Frohlich D R, Wells M A
Department of Biochemistry, University of Arizona, Tucson 85721.
J Mol Evol. 1994 May;38(5):476-81. doi: 10.1007/BF00178847.
Patterns in codon usage were examined for the coding regions of the 23 known lepidopteran hemolymph proteins. Coding triplets are GC rich at the third position and a significant linear relationship between GC content of silent and nonsilent (replacement) sites was demonstrated. Intron GC content was significantly lower than in coding regions and no relationship between intron GC content and the same at silent and nonsilent sites was found. Though hemolymph proteins are all produced by the same tissue--fat body--significantly less bias was observed when all moth sequences were pooled than when sequences of the two major species were analyzed separately, as predicted by the genome hypothesis. In cases where no statistically significant bias was observed, polar or acidic/basic amino acids were almost exclusively involved. Calculation of codon adaptation indices (CAI) was of limited value in quantifying the degree of codon bias and probably reflects the complexity of multicellular-organism life cycles and the changing patterns of gene expression over different developmental stages.
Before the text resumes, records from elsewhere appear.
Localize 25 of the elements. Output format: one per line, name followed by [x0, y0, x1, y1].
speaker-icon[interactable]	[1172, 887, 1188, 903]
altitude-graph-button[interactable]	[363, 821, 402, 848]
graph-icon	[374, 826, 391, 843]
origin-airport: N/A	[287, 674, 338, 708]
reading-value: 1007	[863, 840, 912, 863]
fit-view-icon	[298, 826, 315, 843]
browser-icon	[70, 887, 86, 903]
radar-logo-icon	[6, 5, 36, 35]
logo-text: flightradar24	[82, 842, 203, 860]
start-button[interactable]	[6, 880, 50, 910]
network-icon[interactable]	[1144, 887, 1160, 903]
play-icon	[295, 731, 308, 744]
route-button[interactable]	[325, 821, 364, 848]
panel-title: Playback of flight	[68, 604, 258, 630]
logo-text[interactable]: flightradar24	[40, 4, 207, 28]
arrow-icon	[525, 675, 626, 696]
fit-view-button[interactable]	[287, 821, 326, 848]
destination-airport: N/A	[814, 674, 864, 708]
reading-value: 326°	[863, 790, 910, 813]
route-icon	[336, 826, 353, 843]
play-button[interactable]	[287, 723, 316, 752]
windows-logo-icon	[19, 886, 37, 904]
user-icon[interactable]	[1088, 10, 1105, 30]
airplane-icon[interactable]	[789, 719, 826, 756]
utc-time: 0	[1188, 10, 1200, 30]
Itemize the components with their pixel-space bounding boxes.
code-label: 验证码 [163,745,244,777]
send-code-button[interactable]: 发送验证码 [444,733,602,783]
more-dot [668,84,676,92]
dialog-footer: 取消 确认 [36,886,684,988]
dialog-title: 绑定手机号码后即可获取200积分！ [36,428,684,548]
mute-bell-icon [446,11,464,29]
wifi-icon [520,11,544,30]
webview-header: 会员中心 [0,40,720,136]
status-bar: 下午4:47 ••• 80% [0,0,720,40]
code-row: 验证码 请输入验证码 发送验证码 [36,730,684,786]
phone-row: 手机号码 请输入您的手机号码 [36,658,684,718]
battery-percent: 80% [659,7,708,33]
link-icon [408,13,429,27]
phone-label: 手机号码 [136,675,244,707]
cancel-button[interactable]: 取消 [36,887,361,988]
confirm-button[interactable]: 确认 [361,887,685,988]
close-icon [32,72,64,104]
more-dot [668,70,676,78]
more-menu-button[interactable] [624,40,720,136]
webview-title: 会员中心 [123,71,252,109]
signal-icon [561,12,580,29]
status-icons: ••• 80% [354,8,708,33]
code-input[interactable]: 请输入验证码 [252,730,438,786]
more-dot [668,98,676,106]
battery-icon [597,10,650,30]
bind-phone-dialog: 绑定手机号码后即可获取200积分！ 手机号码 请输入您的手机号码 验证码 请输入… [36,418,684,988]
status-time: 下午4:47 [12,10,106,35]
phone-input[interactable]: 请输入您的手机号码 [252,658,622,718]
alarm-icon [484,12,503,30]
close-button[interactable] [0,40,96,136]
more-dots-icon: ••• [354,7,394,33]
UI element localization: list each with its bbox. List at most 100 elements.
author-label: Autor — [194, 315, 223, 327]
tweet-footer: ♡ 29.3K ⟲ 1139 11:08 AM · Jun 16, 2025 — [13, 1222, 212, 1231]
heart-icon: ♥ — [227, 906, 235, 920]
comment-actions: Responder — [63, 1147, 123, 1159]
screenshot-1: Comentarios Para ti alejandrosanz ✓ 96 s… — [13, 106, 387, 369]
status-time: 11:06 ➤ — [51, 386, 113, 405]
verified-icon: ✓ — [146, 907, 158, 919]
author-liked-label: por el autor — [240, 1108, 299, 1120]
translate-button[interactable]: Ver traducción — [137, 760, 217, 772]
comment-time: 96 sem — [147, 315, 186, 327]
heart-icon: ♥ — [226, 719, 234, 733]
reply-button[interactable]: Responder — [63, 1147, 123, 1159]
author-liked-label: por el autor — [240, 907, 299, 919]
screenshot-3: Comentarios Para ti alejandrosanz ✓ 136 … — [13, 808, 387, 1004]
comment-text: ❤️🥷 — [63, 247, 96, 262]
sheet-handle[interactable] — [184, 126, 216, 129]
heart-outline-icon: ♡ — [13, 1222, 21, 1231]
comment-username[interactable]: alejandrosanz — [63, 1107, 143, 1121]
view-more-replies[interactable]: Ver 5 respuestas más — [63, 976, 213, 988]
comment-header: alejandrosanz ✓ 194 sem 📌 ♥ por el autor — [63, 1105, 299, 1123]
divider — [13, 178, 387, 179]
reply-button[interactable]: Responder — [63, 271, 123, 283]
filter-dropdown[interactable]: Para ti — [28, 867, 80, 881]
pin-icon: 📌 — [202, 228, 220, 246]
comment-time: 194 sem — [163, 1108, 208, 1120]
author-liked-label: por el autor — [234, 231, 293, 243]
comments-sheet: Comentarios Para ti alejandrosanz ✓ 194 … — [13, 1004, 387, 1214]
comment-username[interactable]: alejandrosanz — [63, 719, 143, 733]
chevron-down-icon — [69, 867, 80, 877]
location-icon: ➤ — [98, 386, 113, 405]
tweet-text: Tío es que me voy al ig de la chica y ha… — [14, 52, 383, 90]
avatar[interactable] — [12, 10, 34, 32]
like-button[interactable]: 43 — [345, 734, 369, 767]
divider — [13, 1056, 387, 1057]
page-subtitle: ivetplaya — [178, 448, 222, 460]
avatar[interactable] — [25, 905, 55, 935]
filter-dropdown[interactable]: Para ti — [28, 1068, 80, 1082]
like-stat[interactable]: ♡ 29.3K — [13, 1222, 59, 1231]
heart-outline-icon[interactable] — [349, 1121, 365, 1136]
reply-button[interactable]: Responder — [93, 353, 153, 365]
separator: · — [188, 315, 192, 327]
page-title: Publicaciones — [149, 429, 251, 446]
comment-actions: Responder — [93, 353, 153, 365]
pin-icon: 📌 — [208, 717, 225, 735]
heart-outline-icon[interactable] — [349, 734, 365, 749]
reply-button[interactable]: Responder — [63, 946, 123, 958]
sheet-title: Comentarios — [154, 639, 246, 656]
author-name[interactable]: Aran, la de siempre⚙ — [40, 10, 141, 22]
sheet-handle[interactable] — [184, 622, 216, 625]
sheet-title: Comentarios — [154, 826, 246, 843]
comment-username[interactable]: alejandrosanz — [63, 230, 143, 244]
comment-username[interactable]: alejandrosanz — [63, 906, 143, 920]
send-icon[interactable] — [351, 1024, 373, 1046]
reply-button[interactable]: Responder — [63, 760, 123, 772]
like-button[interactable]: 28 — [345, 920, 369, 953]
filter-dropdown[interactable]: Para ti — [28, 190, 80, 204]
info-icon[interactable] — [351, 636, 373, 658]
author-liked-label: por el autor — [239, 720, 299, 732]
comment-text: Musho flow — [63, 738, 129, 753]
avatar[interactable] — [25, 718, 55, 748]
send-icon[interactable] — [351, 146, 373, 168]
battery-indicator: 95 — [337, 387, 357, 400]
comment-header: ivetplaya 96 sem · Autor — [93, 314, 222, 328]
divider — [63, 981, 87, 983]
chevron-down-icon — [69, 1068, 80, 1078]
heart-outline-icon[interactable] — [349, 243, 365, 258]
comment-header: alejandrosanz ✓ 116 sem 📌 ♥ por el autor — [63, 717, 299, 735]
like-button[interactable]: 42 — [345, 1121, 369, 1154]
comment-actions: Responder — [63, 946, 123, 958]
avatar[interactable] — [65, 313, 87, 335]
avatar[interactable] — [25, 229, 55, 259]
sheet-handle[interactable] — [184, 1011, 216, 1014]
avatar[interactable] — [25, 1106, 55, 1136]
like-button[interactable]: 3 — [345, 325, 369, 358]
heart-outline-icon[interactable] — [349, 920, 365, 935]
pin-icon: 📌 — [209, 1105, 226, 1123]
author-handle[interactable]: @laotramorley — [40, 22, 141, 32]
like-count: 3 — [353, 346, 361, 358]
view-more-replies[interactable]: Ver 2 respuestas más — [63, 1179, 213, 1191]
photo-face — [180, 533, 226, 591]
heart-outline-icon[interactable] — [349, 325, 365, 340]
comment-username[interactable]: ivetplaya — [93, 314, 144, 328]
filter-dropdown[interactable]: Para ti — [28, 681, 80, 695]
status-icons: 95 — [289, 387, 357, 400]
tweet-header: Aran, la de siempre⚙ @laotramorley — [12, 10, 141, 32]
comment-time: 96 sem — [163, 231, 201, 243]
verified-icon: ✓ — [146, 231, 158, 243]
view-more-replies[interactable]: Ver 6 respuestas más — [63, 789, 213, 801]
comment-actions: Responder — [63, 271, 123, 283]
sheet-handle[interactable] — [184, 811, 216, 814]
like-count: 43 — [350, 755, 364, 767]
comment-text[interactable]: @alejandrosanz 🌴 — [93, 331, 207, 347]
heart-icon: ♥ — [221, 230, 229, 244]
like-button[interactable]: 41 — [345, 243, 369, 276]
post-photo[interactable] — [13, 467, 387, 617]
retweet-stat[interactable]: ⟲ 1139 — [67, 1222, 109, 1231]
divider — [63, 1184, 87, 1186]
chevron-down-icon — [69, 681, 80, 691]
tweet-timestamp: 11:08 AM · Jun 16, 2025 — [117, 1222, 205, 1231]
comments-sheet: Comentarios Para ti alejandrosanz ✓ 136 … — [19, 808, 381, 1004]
对23种已知鳞翅目昆虫血淋巴蛋白的编码区进行了密码子使用模式研究。编码三联体在第三位富含GC,并且沉默位点和非沉默(替换)位点的GC含量之间存在显著的线性关系。内含子GC含量显著低于编码区,且未发现内含子GC含量与沉默和非沉默位点的GC含量之间存在关系。尽管血淋巴蛋白均由同一组织——脂肪体产生,但正如基因组假说所预测的那样,当将所有蛾类序列汇总时,观察到的偏差明显小于分别分析两个主要物种的序列时。在未观察到统计学显著偏差的情况下,几乎只涉及极性或酸性/碱性氨基酸。密码子适应指数(CAI)的计算在量化密码子偏差程度方面价值有限,可能反映了多细胞生物生命周期的复杂性以及不同发育阶段基因表达模式的变化。